Better yet, highlight how your partner’s addiction is making you feel.  This should not be done in a guilt-driven way, and do not play the martyr.  Rather, use language like “I feel less connected to you when you are using” or, “I feel so much better and safer with you when you are not drinking.”

Assess and Encourage Outside Support

Once you have opened up healthy channels of communication without blame or guilt, it’s time to reassess the situation.  This means identifying a time to discuss different types of treatment if needed.  Because addiction is such a sensitive issue, you may have to approach this prospect delicately with your partner.

For instance, if the problem is progressive and extreme, you may want to encourage your partner to admit him or herself into 60-day rehab treatment.  Do research on a treatment plan like this before discussing it with our mate.  Point out the advantages of checking into such a program, and cite how this could be a relationship-saving move for you both.

You may also want to coax your partner into joining a support group such as Alcoholics Anonymous.  Show your support by volunteering to attend Al-Anon meetings, which support non-alcoholic family members and partners going through the recovery process.

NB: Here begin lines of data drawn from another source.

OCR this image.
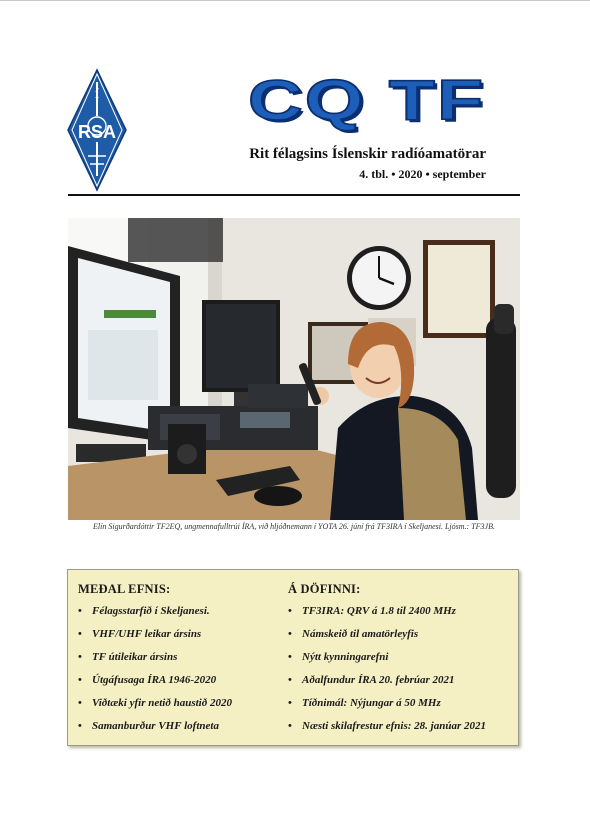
í
RSA CQ TF
Rit félagsins Íslenskir radíóamatörar
4. tbl. • 2020 • september
Elín Sigurðardóttir TF2EQ, ungmennafulltrúi ÍRA, við hljóðnemann í YOTA 26. júní frá TF3IRA í Skeljanesi. Ljósm.: TF3JB.
MEÐAL EFNIS:
• Félagsstarfið í Skeljanesi.
• VHF/UHF leikar ársins
• TF útileikar ársins
• Útgáfusaga ÍRA 1946-2020
• Viðtæki yfir netið haustið 2020
• Samanburður VHF loftneta
Á DÖFINNI:
• TF3IRA: QRV á 1.8 til 2400 MHz
• Námskeið til amatörleyfis
• Nýtt kynningarefni
• Aðalfundur ÍRA 20. febrúar 2021
• Tíðnimál: Nýjungar á 50 MHz
• Næsti skilafrestur efnis: 28. janúar 2021
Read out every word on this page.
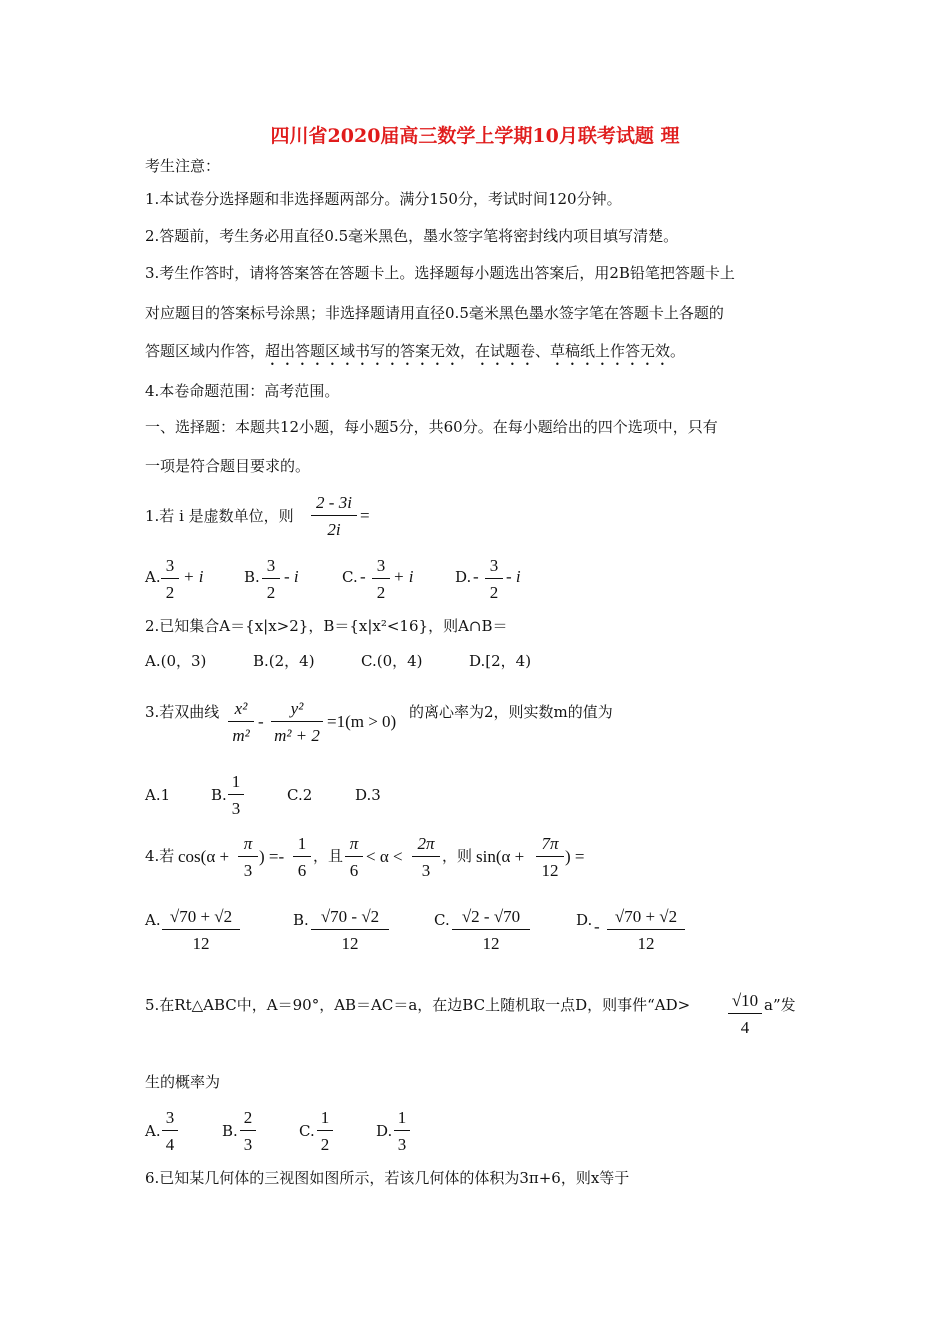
四川省2020届高三数学上学期10月联考试题 理
考生注意：
1.本试卷分选择题和非选择题两部分。满分150分，考试时间120分钟。
2.答题前，考生务必用直径0.5毫米黑色，墨水签字笔将密封线内项目填写清楚。
3.考生作答时，请将答案答在答题卡上。选择题每小题选出答案后，用2B铅笔把答题卡上
对应题目的答案标号涂黑；非选择题请用直径0.5毫米黑色墨水签字笔在答题卡上各题的
答题区域内作答，超出答题区域书写的答案无效，在试题卷、草稿纸上作答无效。
4.本卷命题范围：高考范围。
一、选择题：本题共12小题，每小题5分，共60分。在每小题给出的四个选项中，只有
一项是符合题目要求的。
1.若 i 是虚数单位，则 $\frac{2 - 3i}{2i}$ =
A. $\frac{3}{2} + i$	B. $\frac{3}{2}$ - i	C. - $\frac{3}{2} + i$	D. - $\frac{3}{2}$ - i
2.已知集合A＝{x|x>2}，B＝{x|x²<16}，则A∩B＝
A.(0，3)	B.(2，4)	C.(0，4)	D.[2，4)
3.若双曲线 $\frac{\text{x²}}{\text{m²}} - \frac{\text{y²}}{\text{m² + 2}} =1(m > 0)$ 的离心率为2，则实数m的值为
A.1	B. $\frac{1}{3}$	C.2	D.3
4.若 $\cos(\alpha + \frac{\pi}{3}$ ) =- $\frac{1}{6}$ ，且 $\frac{\pi}{6} < \alpha < \frac{2\pi}{3}$ ，则 $\sin(\alpha + \frac{7\pi}{12}$ ) =
A. $\frac{√70 + √2}{12}$	B. $\frac{√70 - √2}{12}$	C. $\frac{√2 - √70}{12}$	D. - $\frac{√70 + √2}{12}$
5.在Rt△ABC中，A＝90°，AB＝AC＝a，在边BC上随机取一点D，则事件“$AD> \frac{√10}{4} a$”发
生的概率为
A. $\frac{3}{4}$	B. $\frac{2}{3}$	C. $\frac{1}{2}$	D. $\frac{1}{3}$
6.已知某几何体的三视图如图所示，若该几何体的体积为3π+6，则x等于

You may also suggest the idea of therapy or couples counseling when helping you and your partner survive addiction. There is an array of different psychological services available both online and offline that helps partners identify addictive behaviors.  Furthermore, these services can help you both understand and cope when dealing with addictions.

Respect Your Needs

Up until this point, we’ve offered a spectrum of suggestions for you to be understanding and compassionate towards your partner through his or her addiction issues in order to save the relationship.  That being said, there may come a moment when you must do what is best for you.  Above all else, you must not compromise your safety or long-term well-being for the sake of saving the relationship.

If your mate’s addictions are out of control, and you feel your life is in danger, then it is time to pull the plug and protect yourself.  Do not sacrifice yourself or your wellbeing for the sake of your partner or the relationship.  At the end of the day, you can only do so much to help your mate survive addiction.  When you have extinguished all your options, it might be time to rethink the partnership altogether.